Even though its hard to upstage the Car itself, the cast of The Car is one of my favorites of the '70s with James Brolin, Ronny Cox, and R.G. Armstrong being the most recognized names. But I particularly love Brolin's onscreen squeeze, played by Kathleen Lloyd. As Lauren, the local school teacher, Lloyd was like every groovy grade school teacher I had during the '70s - from Ms. Metzeger to Mrs. Cosgriff.

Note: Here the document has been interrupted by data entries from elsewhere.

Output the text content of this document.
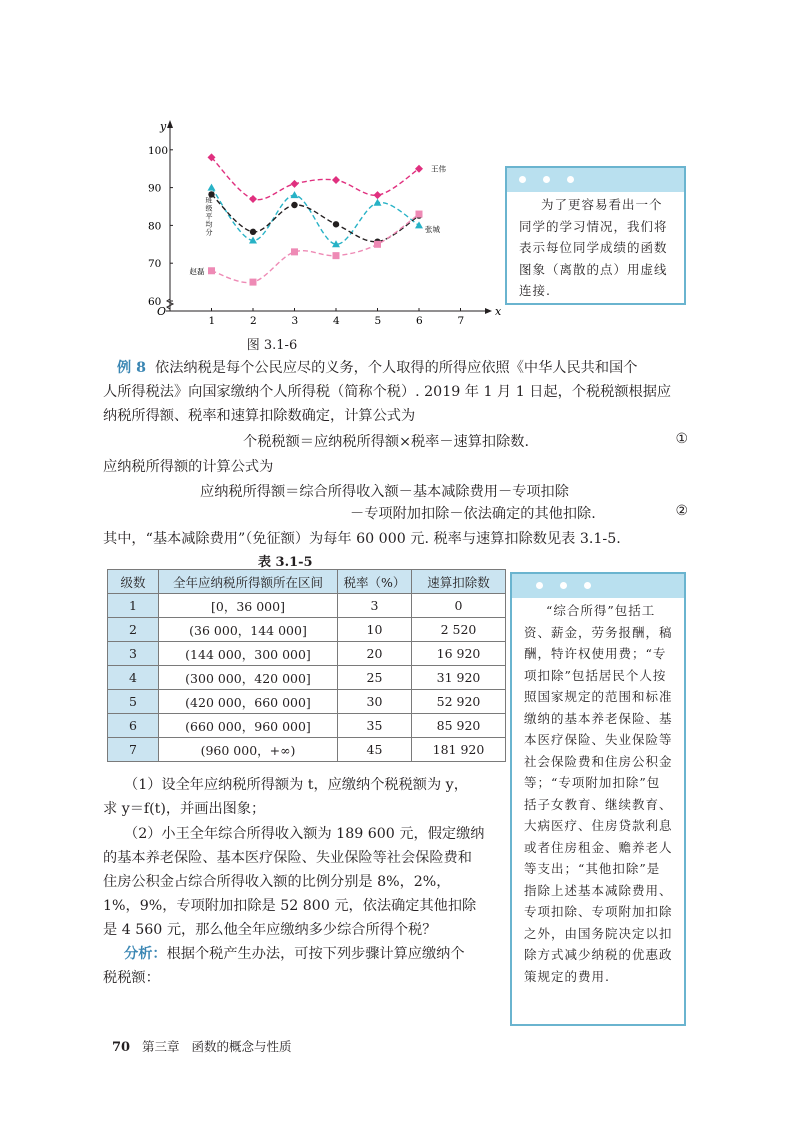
x
y
O
1	2	3	4	5	6	7
60
70
80
90
100
王伟
张城
班级平均分
赵磊
图 3.1-6
为了更容易看出一个
同学的学习情况，我们将
表示每位同学成绩的函数
图象（离散的点）用虚线
连接.
例 8 依法纳税是每个公民应尽的义务，个人取得的所得应依照《中华人民共和国个
人所得税法》向国家缴纳个人所得税（简称个税）. 2019 年 1 月 1 日起，个税税额根据应
纳税所得额、税率和速算扣除数确定，计算公式为
个税税额＝应纳税所得额×税率－速算扣除数.	①
应纳税所得额的计算公式为
应纳税所得额＝综合所得收入额－基本减除费用－专项扣除
－专项附加扣除－依法确定的其他扣除.	②
其中，“基本减除费用”（免征额）为每年 60 000 元. 税率与速算扣除数见表 3.1-5.
表 3.1-5
级数	全年应纳税所得额所在区间	税率（%）	速算扣除数
1	[0，36 000]	3	0
2	(36 000，144 000]	10	2 520
3	(144 000，300 000]	20	16 920
4	(300 000，420 000]	25	31 920
5	(420 000，660 000]	30	52 920
6	(660 000，960 000]	35	85 920
7	(960 000，+∞)	45	181 920
“综合所得”包括工
资、薪金，劳务报酬，稿
酬，特许权使用费；“专
项扣除”包括居民个人按
照国家规定的范围和标准
缴纳的基本养老保险、基
本医疗保险、失业保险等
社会保险费和住房公积金
等；“专项附加扣除”包
括子女教育、继续教育、
大病医疗、住房贷款利息
或者住房租金、赡养老人
等支出；“其他扣除”是
指除上述基本减除费用、
专项扣除、专项附加扣除
之外，由国务院决定以扣
除方式减少纳税的优惠政
策规定的费用.
（1）设全年应纳税所得额为 t，应缴纳个税税额为 y，
求 y＝f(t)，并画出图象；
（2）小王全年综合所得收入额为 189 600 元，假定缴纳
的基本养老保险、基本医疗保险、失业保险等社会保险费和
住房公积金占综合所得收入额的比例分别是 8%，2%，
1%，9%，专项附加扣除是 52 800 元，依法确定其他扣除
是 4 560 元，那么他全年应缴纳多少综合所得个税？
分析：根据个税产生办法，可按下列步骤计算应缴纳个
税税额：
70 第三章 函数的概念与性质
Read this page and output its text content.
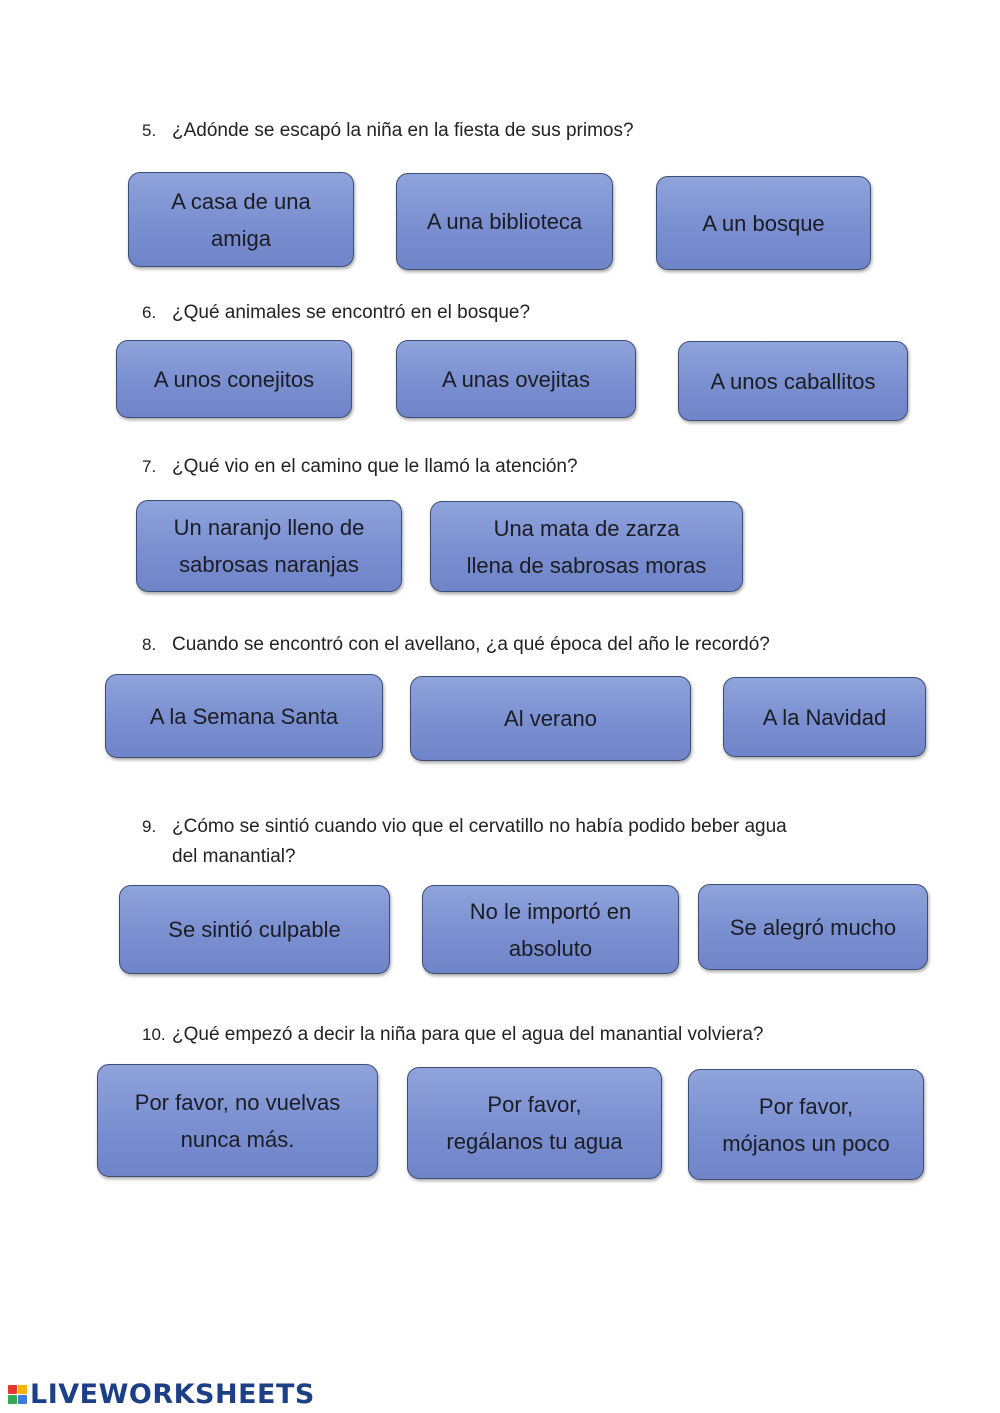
5. ¿Adónde se escapó la niña en la fiesta de sus primos?
A casa de una
amiga
A una biblioteca	A un bosque
6. ¿Qué animales se encontró en el bosque?
A unos conejitos	A unas ovejitas	A unos caballitos
7. ¿Qué vio en el camino que le llamó la atención?
Un naranjo lleno de
sabrosas naranjas
Una mata de zarza
llena de sabrosas moras
8. Cuando se encontró con el avellano, ¿a qué época del año le recordó?
A la Semana Santa	Al verano	A la Navidad
9. ¿Cómo se sintió cuando vio que el cervatillo no había podido beber agua
del manantial?
Se sintió culpable
No le importó en
absoluto
Se alegró mucho
10. ¿Qué empezó a decir la niña para que el agua del manantial volviera?
Por favor, no vuelvas
nunca más.
Por favor,
regálanos tu agua
Por favor,
mójanos un poco
LIVEWORKSHEETS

She was a character I completely recognized from my own experiences. She was cool, she was funny, and she wasn't one of these sad characters you often see in movies that take place in small towns who are just itching to get out and start a real life. You know, you always felt that by staying in Bodega Bay that Suzanne Pleshette's school teacher Annie Hayworth in The Birds was consigning herself to an unfulfilled life. But that's not the case with Lauren. Santa Ynez is totally her town. And her and Brolin are definitely Santa Ynez's It Couple. Lloyd isn't just playing the disposable love interest here, she's one boss chick (major bonus points to Lloyd S. Papez, The Car's art director, for the inspired touch of including an oil painting of Wade that's clearly the work of Lauren's amateur hand among the objects in her house). So when Lauren is singled out for The Car's most personal attack, it really is a devastating shock. In a movie that doesn't lack for outrageous moments (like when The Car deliberately flips itself over at top speed to roll over two oncoming police cruisers at once - killing every officer on board), Lauren's close encounter with The Car is ultimate proof that The Car will not wait for its victims to meet it out in the streets. Instead it provides its own drive-thru service.
When Quentin Tarantino made Death Proof (2007) with the claim that it would be a slasher movie where the killer's weapon was a car, I figured he'd be looking to outdo - or at least compare with - the car-nage of The Car. But as it turned out, Death Proof amounted to little more than thirty seconds of Driver's Ed footage. When it comes to making a horror movie about a car, The Car is still the uncontested King of the Road. Over thirty years later, it still gets better mileage.
And in closing, a big honk of the horn to
Final Girl for inspiring this blog as part of her Film Club Day.